For nearly two years now, the government of the United States has known that a “Fiscal Cliff” would begin squeezing the U.S. economy on January 1st, 2013, during a weak economic recovery.
The government has known this because the government created the Fiscal Cliff in the first place.
But, for nearly two years, the government has done nothing.
Worse, for nearly two years now, our government has known that the United States would once again bump up against its “debt ceiling” in early 2013.
The government has known this because, last time the country hit the debt ceiling, the government hiked the ceiling only far enough to reach this point.
And yet, for nearly two years, the government has done nothing.
So now we’re a week away from going over the Fiscal Cliff.
Worse, our Treasury Secretary reminds us, we’re a week away from hitting the debt ceiling and starting a ~2 month countdown to the date on which we will be forced to default on our debt.
Default on our debt.
Are we Greece?
Are we Argentina?
Are we some banana republic that never had any intention of or ability to paying back the money we’ve borrowed (from ourselves, among others)?
If we aren’t–and I certainly hope we aren’t–then why on earth is our government even raising the possibility that we might default?
Is our government really that pathetic and irresponsible that stubborn ideology and politics would make this a possibility?
Apparently, the answer is “yes.”
No wonder so many people hate Congress.

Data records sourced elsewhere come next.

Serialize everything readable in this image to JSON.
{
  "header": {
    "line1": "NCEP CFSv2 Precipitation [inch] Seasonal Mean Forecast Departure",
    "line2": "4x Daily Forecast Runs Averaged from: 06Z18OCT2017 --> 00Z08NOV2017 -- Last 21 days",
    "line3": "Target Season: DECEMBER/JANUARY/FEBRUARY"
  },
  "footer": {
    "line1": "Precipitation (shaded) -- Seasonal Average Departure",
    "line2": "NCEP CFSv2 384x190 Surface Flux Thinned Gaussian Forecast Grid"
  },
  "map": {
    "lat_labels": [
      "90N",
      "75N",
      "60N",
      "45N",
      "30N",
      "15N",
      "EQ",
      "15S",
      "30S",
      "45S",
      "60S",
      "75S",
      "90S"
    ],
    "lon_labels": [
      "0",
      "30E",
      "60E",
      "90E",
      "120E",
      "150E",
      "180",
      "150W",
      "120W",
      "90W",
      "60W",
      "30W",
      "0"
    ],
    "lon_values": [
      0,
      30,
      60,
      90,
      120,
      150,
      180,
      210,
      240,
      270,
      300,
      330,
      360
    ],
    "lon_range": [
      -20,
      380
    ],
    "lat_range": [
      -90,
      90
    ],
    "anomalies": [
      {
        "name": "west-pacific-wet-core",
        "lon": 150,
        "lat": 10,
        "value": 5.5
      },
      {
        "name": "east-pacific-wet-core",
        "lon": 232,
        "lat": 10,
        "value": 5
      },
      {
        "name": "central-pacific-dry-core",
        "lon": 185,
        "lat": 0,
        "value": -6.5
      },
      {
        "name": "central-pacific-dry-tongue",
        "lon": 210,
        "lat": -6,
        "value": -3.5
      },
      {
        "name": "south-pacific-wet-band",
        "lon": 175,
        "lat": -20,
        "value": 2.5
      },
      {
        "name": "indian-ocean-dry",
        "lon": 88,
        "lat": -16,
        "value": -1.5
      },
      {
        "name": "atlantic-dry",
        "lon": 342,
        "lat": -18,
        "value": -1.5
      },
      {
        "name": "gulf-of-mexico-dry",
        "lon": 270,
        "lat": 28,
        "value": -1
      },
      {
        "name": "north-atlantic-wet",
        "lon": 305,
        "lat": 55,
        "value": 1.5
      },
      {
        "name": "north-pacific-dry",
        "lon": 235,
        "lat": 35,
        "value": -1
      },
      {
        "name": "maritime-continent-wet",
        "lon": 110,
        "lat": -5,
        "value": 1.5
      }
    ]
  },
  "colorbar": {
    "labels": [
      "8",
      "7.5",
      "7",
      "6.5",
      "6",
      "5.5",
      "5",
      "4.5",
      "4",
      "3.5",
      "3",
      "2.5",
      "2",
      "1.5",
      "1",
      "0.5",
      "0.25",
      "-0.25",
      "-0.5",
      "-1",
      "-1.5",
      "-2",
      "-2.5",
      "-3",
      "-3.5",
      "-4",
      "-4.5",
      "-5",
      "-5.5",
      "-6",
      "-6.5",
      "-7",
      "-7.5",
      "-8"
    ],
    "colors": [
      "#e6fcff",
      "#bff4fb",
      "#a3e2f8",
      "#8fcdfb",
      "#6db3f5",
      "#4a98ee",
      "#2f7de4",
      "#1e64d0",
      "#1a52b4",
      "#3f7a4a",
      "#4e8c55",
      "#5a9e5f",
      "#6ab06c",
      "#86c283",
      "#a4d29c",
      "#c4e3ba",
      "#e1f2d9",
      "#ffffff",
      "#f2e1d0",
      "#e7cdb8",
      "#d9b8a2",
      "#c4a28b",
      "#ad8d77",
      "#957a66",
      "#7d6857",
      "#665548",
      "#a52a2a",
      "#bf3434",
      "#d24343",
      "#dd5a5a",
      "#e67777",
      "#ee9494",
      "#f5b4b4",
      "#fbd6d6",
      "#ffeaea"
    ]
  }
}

No wonder so many people think this country has lost its way.
We sent our leaders to Washington to lead, not to piss and moan and point fingers and make accusatory speeches. And now, in a spectacular display of incompetence, they’re driving us right over the cliff.
The way to lead when there is strong disagreement about the way forward is to compromise, not to threaten to default, punish ordinary Americans, whine, and otherwise act like toddlers in a sandbox.
The reasonable, responsible people in our government–of both parties–need to come together and cut a deal on the Fiscal Cliff.
The first element of that deal has to be to raise the debt ceiling to a level that the country should never reach as long as Congress follows through with a reasonable long-term debt reduction plan. And an agreement to work out that plan in the next year needs to be the second element of the deal.
And if the government is just too myopic and polarised to reach a deal on the Cliff, then, at the very least, the debt ceiling should immediately be hiked.
Anything else is irresponsible and pathetic.